В этот раз не было задушевных речей и советов, комментариев по поводу внешности или даже простых вопросов. Амели задала только один:
— Ты действительно этого хочешь?
Действительно ли хочу? Да!
— Пожалуйста, сделайте меня такой, какой была до встречи с ним. Пусть я стану еще неприметней, пусть совсем потеряюсь в море других лиц, Амели. Не нужно подчеркивать природных достоинств, просто верните, как было когда-то. Верните мне меня.
— Однажды изменившись, ничто не становится прежним, дорогая, но я постараюсь. Пусть будет, как желаешь ты.
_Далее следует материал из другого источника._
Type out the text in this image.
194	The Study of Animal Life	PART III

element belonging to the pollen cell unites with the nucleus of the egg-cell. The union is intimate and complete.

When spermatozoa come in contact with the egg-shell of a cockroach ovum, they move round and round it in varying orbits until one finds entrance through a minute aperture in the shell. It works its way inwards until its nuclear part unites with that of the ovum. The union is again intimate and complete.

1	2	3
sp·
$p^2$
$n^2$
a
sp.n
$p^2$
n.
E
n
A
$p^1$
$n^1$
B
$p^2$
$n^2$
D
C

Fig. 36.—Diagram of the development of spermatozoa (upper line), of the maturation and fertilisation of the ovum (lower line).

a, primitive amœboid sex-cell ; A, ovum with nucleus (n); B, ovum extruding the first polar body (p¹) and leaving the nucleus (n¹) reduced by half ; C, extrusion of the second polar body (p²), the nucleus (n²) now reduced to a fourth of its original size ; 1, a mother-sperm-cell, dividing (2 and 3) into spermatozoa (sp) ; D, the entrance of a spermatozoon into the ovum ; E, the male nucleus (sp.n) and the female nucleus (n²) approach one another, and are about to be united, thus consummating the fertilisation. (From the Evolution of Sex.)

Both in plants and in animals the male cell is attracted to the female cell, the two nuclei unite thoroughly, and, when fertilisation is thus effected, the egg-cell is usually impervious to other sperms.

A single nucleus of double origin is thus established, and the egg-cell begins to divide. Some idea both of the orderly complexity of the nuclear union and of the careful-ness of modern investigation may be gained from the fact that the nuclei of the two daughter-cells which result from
Я вышла на улицу, закутавшись в плащ и натянув капюшон пониже, и поскорее спряталась в карете. Экипаж покатил по дороге, а вскоре миновал и раскрытые ворота столицы. Пейзажи за окном сменяли друг друга, мы проезжали какие-то деревушки и города побольше, возделанные поля, леса, мосты над широкими речками. А я бездумно смотрела в окно, потому что время словно застыло, остановилось в одной точке, бесшумно тикая, но не сдвигаясь вперед.
Перед глазами — освещенная камином гостиная, император в кресле с высокой спинкой смотрит на меня, а я опустила голову, не в силах встретиться с ним взглядом. А потом картинка меняется, и я гляжу на свою руку, лежавшую поверх его груди, пальцы выглядят такими тонкими и белыми, почти прозрачными на фоне его загорелой кожи. Он, не мигая, смотрит в окно, а за ним медленно поднимается солнце.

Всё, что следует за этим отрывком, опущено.